Influence of Tethered, Axially Coordinated Ligands on Rh(II,II)-Catalyzed Carbene Transfer Reactions

Dirhodium (II,II) paddlewheel complexes have become ubiquitous in diazo-mediated carbene transfer reactions. The Rh(II,II)-carbene intermediate is capable of a large variety of transformations such as cyclopropanation, C-H and X-H (O, N, S, Si, B) insertion reactions, cyclopropenations, and ylide transformations. Cyclopropanation reactions resulting in the formation of functionalized cyclopropane structures has always been a major focus in Rh(II,II)-carbene chemistry. Improvements on catalytic performance in cyclopropanations has largely focused on the modification of the bridging ligands and has resulted in Rh(II,II) catalysts that exhibit high reactivity and selectivity in cyclopropanation reactions.
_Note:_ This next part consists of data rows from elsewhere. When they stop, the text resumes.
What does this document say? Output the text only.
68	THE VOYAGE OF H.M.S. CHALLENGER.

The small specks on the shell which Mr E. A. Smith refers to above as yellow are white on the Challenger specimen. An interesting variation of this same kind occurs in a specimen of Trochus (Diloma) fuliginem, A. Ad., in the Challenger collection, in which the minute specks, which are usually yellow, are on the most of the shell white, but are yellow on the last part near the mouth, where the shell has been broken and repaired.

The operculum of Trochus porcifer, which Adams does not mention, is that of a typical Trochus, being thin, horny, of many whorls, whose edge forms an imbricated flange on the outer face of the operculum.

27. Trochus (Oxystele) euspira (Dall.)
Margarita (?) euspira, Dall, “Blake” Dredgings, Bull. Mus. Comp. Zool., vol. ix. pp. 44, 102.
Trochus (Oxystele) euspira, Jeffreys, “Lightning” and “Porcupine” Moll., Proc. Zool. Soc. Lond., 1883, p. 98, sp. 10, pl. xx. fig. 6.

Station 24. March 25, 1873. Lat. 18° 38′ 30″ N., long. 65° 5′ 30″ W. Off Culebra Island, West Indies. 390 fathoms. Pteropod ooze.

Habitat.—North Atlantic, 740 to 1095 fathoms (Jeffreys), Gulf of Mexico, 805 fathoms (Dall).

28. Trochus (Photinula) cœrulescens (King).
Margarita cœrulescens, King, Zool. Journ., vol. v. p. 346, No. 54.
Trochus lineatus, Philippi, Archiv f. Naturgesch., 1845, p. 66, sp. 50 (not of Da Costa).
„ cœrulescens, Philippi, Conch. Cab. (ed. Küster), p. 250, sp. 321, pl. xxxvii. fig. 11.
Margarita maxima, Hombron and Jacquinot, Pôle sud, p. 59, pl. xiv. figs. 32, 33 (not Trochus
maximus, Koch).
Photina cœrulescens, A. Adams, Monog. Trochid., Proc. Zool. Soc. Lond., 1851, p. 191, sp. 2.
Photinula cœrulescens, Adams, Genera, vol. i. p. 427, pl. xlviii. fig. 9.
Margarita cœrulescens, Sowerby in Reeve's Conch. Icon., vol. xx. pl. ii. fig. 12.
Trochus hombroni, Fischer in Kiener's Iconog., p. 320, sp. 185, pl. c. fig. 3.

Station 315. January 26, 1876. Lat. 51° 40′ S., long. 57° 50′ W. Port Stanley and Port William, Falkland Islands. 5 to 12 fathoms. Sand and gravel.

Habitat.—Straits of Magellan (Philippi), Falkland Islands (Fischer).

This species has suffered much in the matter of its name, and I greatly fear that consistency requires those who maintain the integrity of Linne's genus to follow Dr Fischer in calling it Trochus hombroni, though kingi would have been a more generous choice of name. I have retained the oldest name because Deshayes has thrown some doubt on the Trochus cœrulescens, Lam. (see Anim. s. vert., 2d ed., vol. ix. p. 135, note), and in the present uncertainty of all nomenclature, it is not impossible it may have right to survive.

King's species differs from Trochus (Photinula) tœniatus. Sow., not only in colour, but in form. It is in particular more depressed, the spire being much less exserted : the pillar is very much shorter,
However, high enantio- and diastereoselectivity is not easily achieved with all carbene types and other control elements on the catalyst, such as axial coordination, can possibly remedy this issue. Although there are some examples of axially coordinated Lewis Base additives affecting stereoselectivity, elucidation of the role the axial ligand plays in the reaction is still ambiguous. To gain more control over the axial stie and more accurately study the role axial coordination, the synthesis of axial ligands that are anchored to a bridging ligand site have been developed.

My work in the Darko group has focused on developing Rh(II,II) complexes that contain tethered, axially coordinated ligands (TACLs) and studying the effect the axial coordination has on diazo-mediated carbene transfer reactions, specifically cyclopropanations. Characterization in both the solid and solution state confirmed axial coordination. The complexes demonstrated higher cyclopropanation yields than control catalysts when using acceptor-type carbenes. It has also been determined that modifications to the axial ligands can have a small influence on the reaction’s sensitivity to changes in the substrate.